Rouletabille chez les bohémiens/02/V

V. — Rouletabille raconte des histoires

— Le juge et son greffier ne doivent pas être à prendre avec des pincettes ? demanda-t-il aux agents.

— Avouez, monsieur Rouletabille, qu’il y a de quoi, répondit l’un d’eux.

— Le plus enragé est encore Lou Fineto ! fit entendre l’autre… Il crie comme un putois !…

— Ah ! Lou Fineto crie comme un putois !… Et qui donc est Lou Fineto, mon ami ?

— C’est un surnom de par ici, comme qui dirait « la Finette » que l’on a donné au gendarme que vous avez si prestement soulagé de sa tunique et de son képi !…

— Il s’était arrangé avec ce képi et cette tunique un si doux et si mol oreiller ! ce brave la Finette !… reprit Rouletabille avec toute sa bonne humeur retrouvée, que j’ai eu bien des remords sur le moment à l’en priver, ce que j’ai fait, du reste, le plus délicatement possible pour ne pas le troubler dans ses rêves… Mais que voulez-vous ? Les affaires sont les affaires !… Pourquoi la Finette s’est-il réveillé si tôt ? Tout est de sa faute ! Il eût dormi une heure de plus que je le lui aurais rendu, son oreiller, et ainsi il ne se serait aperçu de rien !… Alors vraiment, il vocifère, ce brave la Finette ! Eh bien, quand il aura fini de crier, il se taira !… Il ne pense tout de même pas me faire condamner aux travaux forcés à perpétuité !…

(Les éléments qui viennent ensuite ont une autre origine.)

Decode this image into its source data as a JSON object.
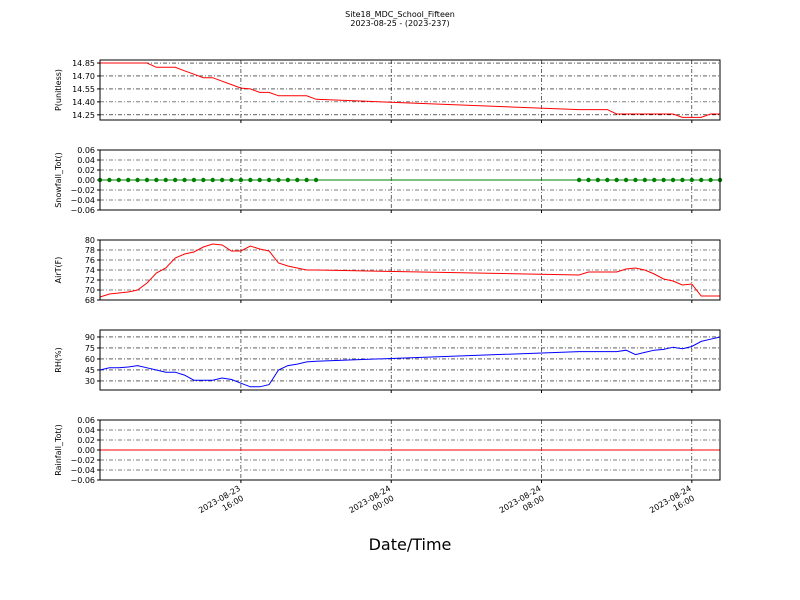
{
  "chart_data": {
    "type": "line",
    "title": "Site18_MDC_School_Fifteen",
    "subtitle": "2023-08-25 - (2023-237)",
    "x_label": "Date/Time",
    "grid": true,
    "xlim": [
      "2023-08-23 08:30",
      "2023-08-24 17:30"
    ],
    "xticks": [
      "2023-08-23 16:00",
      "2023-08-24 00:00",
      "2023-08-24 08:00",
      "2023-08-24 16:00"
    ],
    "x": [
      "2023-08-23 08:30",
      "2023-08-23 09:00",
      "2023-08-23 09:30",
      "2023-08-23 10:00",
      "2023-08-23 10:30",
      "2023-08-23 11:00",
      "2023-08-23 11:30",
      "2023-08-23 12:00",
      "2023-08-23 12:30",
      "2023-08-23 13:00",
      "2023-08-23 13:30",
      "2023-08-23 14:00",
      "2023-08-23 14:30",
      "2023-08-23 15:00",
      "2023-08-23 15:30",
      "2023-08-23 16:00",
      "2023-08-23 16:30",
      "2023-08-23 17:00",
      "2023-08-23 17:30",
      "2023-08-23 18:00",
      "2023-08-23 18:30",
      "2023-08-23 19:00",
      "2023-08-23 19:30",
      "2023-08-23 20:00",
      "2023-08-24 10:00",
      "2023-08-24 10:30",
      "2023-08-24 11:00",
      "2023-08-24 11:30",
      "2023-08-24 12:00",
      "2023-08-24 12:30",
      "2023-08-24 13:00",
      "2023-08-24 13:30",
      "2023-08-24 14:00",
      "2023-08-24 14:30",
      "2023-08-24 15:00",
      "2023-08-24 15:30",
      "2023-08-24 16:00",
      "2023-08-24 16:30",
      "2023-08-24 17:00",
      "2023-08-24 17:30"
    ],
    "panels": [
      {
        "ylabel": "P(unitless)",
        "ylim": [
          14.19,
          14.885
        ],
        "yticks": [
          {
            "value": 14.25,
            "label": "14.25"
          },
          {
            "value": 14.4,
            "label": "14.40"
          },
          {
            "value": 14.55,
            "label": "14.55"
          },
          {
            "value": 14.7,
            "label": "14.70"
          },
          {
            "value": 14.85,
            "label": "14.85"
          }
        ],
        "series": [
          {
            "color": "#ff0000",
            "markers": false,
            "values": [
              14.85,
              14.85,
              14.85,
              14.85,
              14.85,
              14.85,
              14.8,
              14.8,
              14.8,
              14.76,
              14.72,
              14.68,
              14.68,
              14.64,
              14.6,
              14.56,
              14.55,
              14.51,
              14.51,
              14.47,
              14.47,
              14.47,
              14.47,
              14.43,
              14.31,
              14.31,
              14.31,
              14.31,
              14.26,
              14.26,
              14.26,
              14.26,
              14.26,
              14.26,
              14.26,
              14.22,
              14.22,
              14.22,
              14.26,
              14.26
            ]
          }
        ]
      },
      {
        "ylabel": "Snowfall_Tot()",
        "ylim": [
          -0.06,
          0.06
        ],
        "yticks": [
          {
            "value": -0.06,
            "label": "−0.06"
          },
          {
            "value": -0.04,
            "label": "−0.04"
          },
          {
            "value": -0.02,
            "label": "−0.02"
          },
          {
            "value": 0,
            "label": "0.00"
          },
          {
            "value": 0.02,
            "label": "0.02"
          },
          {
            "value": 0.04,
            "label": "0.04"
          },
          {
            "value": 0.06,
            "label": "0.06"
          }
        ],
        "series": [
          {
            "color": "#008000",
            "markers": true,
            "values": [
              0,
              0,
              0,
              0,
              0,
              0,
              0,
              0,
              0,
              0,
              0,
              0,
              0,
              0,
              0,
              0,
              0,
              0,
              0,
              0,
              0,
              0,
              0,
              0,
              0,
              0,
              0,
              0,
              0,
              0,
              0,
              0,
              0,
              0,
              0,
              0,
              0,
              0,
              0,
              0
            ]
          }
        ]
      },
      {
        "ylabel": "AirT(F)",
        "ylim": [
          68,
          80
        ],
        "yticks": [
          68,
          70,
          72,
          74,
          76,
          78,
          80
        ],
        "series": [
          {
            "color": "#ff0000",
            "markers": false,
            "values": [
              68.6,
              69.2,
              69.4,
              69.6,
              70,
              71.4,
              73.4,
              74.4,
              76.4,
              77.2,
              77.6,
              78.6,
              79.2,
              79,
              77.8,
              77.8,
              78.8,
              78.2,
              77.8,
              75.4,
              74.8,
              74.4,
              74,
              74,
              73,
              73.6,
              73.6,
              73.6,
              73.6,
              74.2,
              74.4,
              74,
              73.2,
              72.2,
              71.8,
              71,
              71.2,
              68.8,
              68.8,
              68.8
            ]
          }
        ]
      },
      {
        "ylabel": "RH(%)",
        "ylim": [
          17.7,
          99.5
        ],
        "yticks": [
          30,
          45,
          60,
          75,
          90
        ],
        "series": [
          {
            "color": "#0000ff",
            "markers": false,
            "values": [
              45,
              48,
              48,
              49,
              51,
              48,
              45,
              42,
              42,
              38,
              31,
              31,
              31,
              34,
              32,
              27,
              22,
              22,
              25,
              45,
              51,
              53,
              56,
              57,
              70,
              70,
              70,
              70,
              70,
              72,
              66,
              69,
              72,
              73,
              76,
              74,
              77,
              84,
              87,
              90
            ]
          }
        ]
      },
      {
        "ylabel": "Rainfall_Tot()",
        "ylim": [
          -0.06,
          0.06
        ],
        "yticks": [
          {
            "value": -0.06,
            "label": "−0.06"
          },
          {
            "value": -0.04,
            "label": "−0.04"
          },
          {
            "value": -0.02,
            "label": "−0.02"
          },
          {
            "value": 0,
            "label": "0.00"
          },
          {
            "value": 0.02,
            "label": "0.02"
          },
          {
            "value": 0.04,
            "label": "0.04"
          },
          {
            "value": 0.06,
            "label": "0.06"
          }
        ],
        "series": [
          {
            "color": "#ff0000",
            "markers": false,
            "values": [
              0,
              0,
              0,
              0,
              0,
              0,
              0,
              0,
              0,
              0,
              0,
              0,
              0,
              0,
              0,
              0,
              0,
              0,
              0,
              0,
              0,
              0,
              0,
              0,
              0,
              0,
              0,
              0,
              0,
              0,
              0,
              0,
              0,
              0,
              0,
              0,
              0,
              0,
              0,
              0
            ]
          }
        ]
      }
    ]
  }
}
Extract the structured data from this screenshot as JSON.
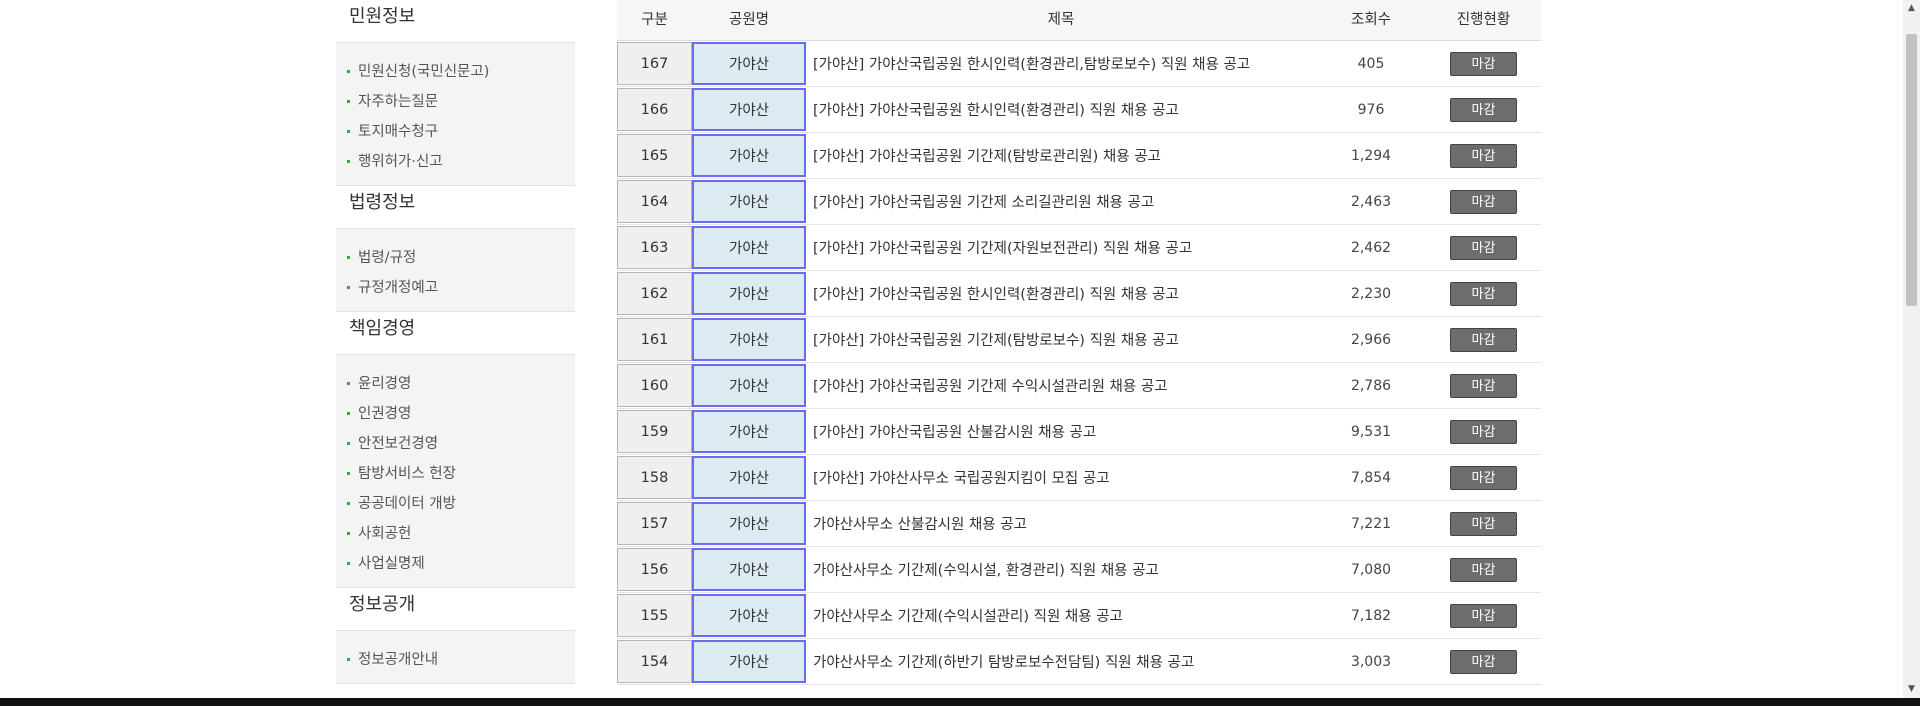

— Oh ! monsieur Rouletabille, ne croyez pas que vous allez vous en tirer comme ça !… C’est grave de soustraire un uniforme de gendarme !…

— Sachez, mon ami, qu’il n’y a rien de grave dans la vie, fit Rouletabille philosophe… rien de grave dans la vie… que la mort ! Et encore nous ne sommes plus là pour nous en apercevoir…

En devisant de la sorte, la petite troupe était arrivée au bureau de M. Crousillat, qui était, comme l’avait prévu le reporter, une fraîche terrasse de café où ces messieurs du parquet se répandaient en propos injurieux sur le compte de la presse en général et de Rouletabille en particulier quand ce dernier parut, encadré comme l’on sait…

— Le voilà ! aboya le petit Bartholasse en laissant envoler tous ses papiers qu’il avait étalés devant lui sur un guéridon de zinc…

— Ah ! vous voilà, vous ! glapit M. Crousillat après avoir toutefois pris le temps de vider le demi qu’on venait de lui apporter…

— Mon Dieu, oui !… Coucou, le voilà ! fit Rouletabille avec un modeste sourire… Comment ça va, ce matin, monsieur Crousillat ? Et vous, monsieur Bartholasse ?… Ce cher monsieur Bartholasse ! Je vois à sa mine qu’il a eu tort de dîner encore hier soir au champagne !…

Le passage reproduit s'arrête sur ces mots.